Where we are: USD/JPY is currently trading around 159.15, pushing towards fresh multi-decade highs. The pair has broken above the overnight high of 159.00 and is well above Friday’s New York close, as the relentless dollar bid continues. The next major level to watch is the psychological 160.00 mark, a level that previously triggered intervention by Japanese authorities.
What’s driving it: The primary driver remains the widening gap between the Bank of Japan’s slow normalization and the hawkish stance of other major central banks. Despite stronger-than-expected Q1 GDP data, which showed a 0.5% expansion, the Yen has failed to find sustained support. This is compounded by the market’s increasing skepticism about the BoJ’s willingness to aggressively hike rates, especially given the uncertainty surrounding the broader economic impact of the Middle East conflict. The relentless rise in US yields, with the 10-year at 4.59%, is further exacerbating Yen weakness, though today’s catalyst is dollar strength as measured by the Broad Dollar Index which closed Friday at 119.2825.

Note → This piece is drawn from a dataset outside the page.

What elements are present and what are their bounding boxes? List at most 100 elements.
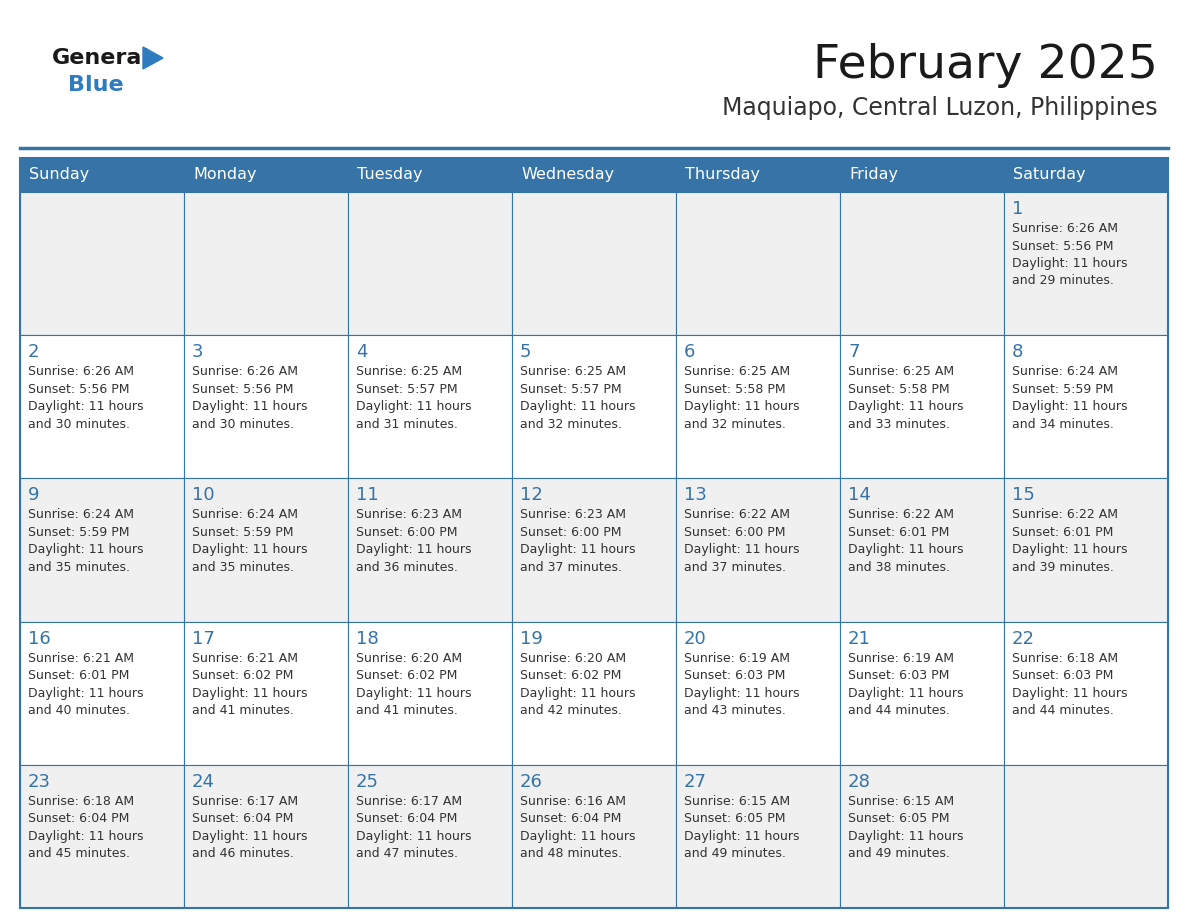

- Kazuyuki Masu, Member of the Policy Board of the Bank of Japan, gave a speech on May 14th, discussing economic activity, prices, and monetary policy in Japan, but offered little new guidance on intervention.

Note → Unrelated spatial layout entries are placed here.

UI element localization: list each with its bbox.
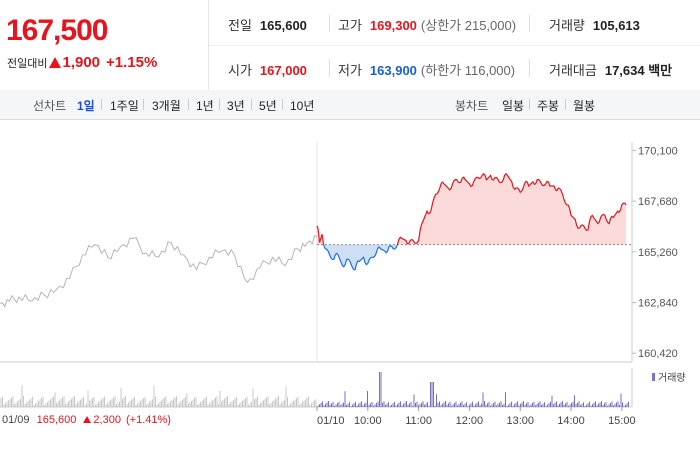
loss-area	[317, 244, 627, 270]
divider	[143, 99, 144, 110]
x-tick-label: 13:00	[506, 415, 534, 427]
change-percent: +1.15%	[106, 54, 158, 71]
x-tick-label: 14:00	[557, 415, 585, 427]
gain-area	[317, 173, 627, 245]
period-10y[interactable]: 10년	[290, 99, 315, 113]
up-triangle-icon	[49, 57, 62, 68]
volume-value: 105,613	[592, 18, 640, 33]
upper-limit: (상한가 215,000)	[420, 18, 517, 33]
row-divider	[209, 45, 700, 46]
y-tick-label: 162,840	[638, 297, 678, 309]
today-line-down	[323, 244, 399, 271]
candle-chart-label: 봉차트	[455, 99, 489, 113]
volume-legend-swatch	[652, 373, 655, 381]
high-cell: 고가 169,300 (상한가 215,000)	[338, 15, 516, 34]
line-chart-label: 선차트	[33, 99, 67, 113]
volume-legend-label: 거래량	[658, 372, 686, 384]
x-tick-label: 01/10	[317, 415, 345, 427]
y-tick-label: 167,680	[638, 196, 678, 208]
divider	[188, 99, 189, 110]
low-cell: 저가 163,900 (하한가 116,000)	[338, 60, 515, 79]
divider	[565, 99, 566, 110]
period-3y[interactable]: 3년	[227, 99, 245, 113]
y-tick-label: 165,260	[638, 247, 678, 259]
amount-cell: 거래대금 17,634 백만	[549, 60, 672, 79]
volume-cell: 거래량 105,613	[549, 15, 640, 34]
up-triangle-icon	[83, 416, 92, 423]
divider	[329, 59, 330, 77]
footer-pct: (+1.41%)	[126, 414, 171, 426]
candle-weekly[interactable]: 주봉	[537, 99, 560, 113]
period-3m[interactable]: 3개월	[152, 99, 181, 113]
x-tick-label: 15:00	[608, 415, 636, 427]
change-row: 전일대비 1,900 +1.15%	[7, 54, 157, 71]
divider	[329, 14, 330, 32]
period-1d[interactable]: 1일	[77, 99, 95, 113]
footer-close: 165,600	[36, 414, 77, 426]
divider	[101, 99, 102, 110]
change-value: 1,900	[62, 54, 101, 71]
period-5y[interactable]: 5년	[259, 99, 277, 113]
price-block: 167,500 전일대비 1,900 +1.15%	[0, 0, 209, 90]
candle-daily[interactable]: 일봉	[502, 99, 525, 113]
current-price: 167,500	[6, 14, 108, 47]
divider	[219, 99, 220, 110]
change-label: 전일대비	[7, 58, 48, 70]
open-cell: 시가 167,000	[228, 60, 307, 79]
open-label: 시가	[228, 63, 252, 78]
prev-close-label: 전일	[228, 18, 252, 33]
footer-date: 01/09	[2, 414, 30, 426]
divider	[529, 59, 530, 77]
period-1w[interactable]: 1주일	[110, 99, 139, 113]
period-bar: 선차트 1일 1주일 3개월 1년 3년 5년 10년 봉차트 일봉 주봉 월봉	[0, 90, 700, 120]
divider	[282, 99, 283, 110]
open-value: 167,000	[259, 63, 307, 78]
amount-label: 거래대금	[549, 63, 597, 78]
quote-panel: 167,500 전일대비 1,900 +1.15% 전일 165,600 고가 169,…	[0, 0, 700, 91]
volume-label: 거래량	[549, 18, 585, 33]
candle-monthly[interactable]: 월봉	[573, 99, 596, 113]
prev-close-value: 165,600	[259, 18, 307, 33]
price-chart[interactable]: 170,100 167,680 165,260 162,840 160,420 거래량 01…	[0, 120, 700, 450]
lower-limit: (하한가 116,000)	[420, 63, 516, 78]
chart-svg: 170,100 167,680 165,260 162,840 160,420 거래량 01…	[0, 142, 686, 427]
footer-change: 2,300	[93, 414, 121, 426]
low-value: 163,900	[369, 63, 417, 78]
divider	[529, 99, 530, 110]
prev-day-line	[0, 235, 318, 308]
prev-close-cell: 전일 165,600	[228, 15, 307, 34]
high-label: 고가	[338, 18, 362, 33]
divider	[529, 14, 530, 32]
y-tick-label: 170,100	[638, 145, 678, 157]
period-1y[interactable]: 1년	[196, 99, 214, 113]
low-label: 저가	[338, 63, 362, 78]
x-tick-label: 11:00	[405, 415, 432, 427]
chart-footer: 01/09 165,600 2,300 (+1.41%)	[2, 414, 171, 426]
divider	[251, 99, 252, 110]
x-tick-label: 12:00	[456, 415, 484, 427]
today-line-up	[316, 172, 627, 245]
y-tick-label: 160,420	[638, 348, 678, 360]
amount-value: 17,634 백만	[604, 63, 673, 78]
high-value: 169,300	[369, 18, 417, 33]
x-tick-label: 10:00	[354, 415, 382, 427]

- The crowded short JPY positioning (net non-commercial -75,102 contracts, 8th %ile) suggests a squeeze is possible if intervention fears recede.
- The rise in the US 10Y real yield to 2.1% is putting pressure on gold and risk assets, further supporting the dollar against the Yen.
NY session focus: Today’s US Pending Home Sales data at 10:00 ET will likely offer little to change the near-term trajectory. The key level remains 160.00 in USD/JPY, with traders closely monitoring for any signs of intervention from the BoJ or the Ministry of Finance. The trade that’s working is short JPY, long USD, but the risk of a sharp reversal from intervention is ever-present. The pain trade is a coordinated global easing cycle that sends US yields plummeting, forcing Yen shorts to cover en masse.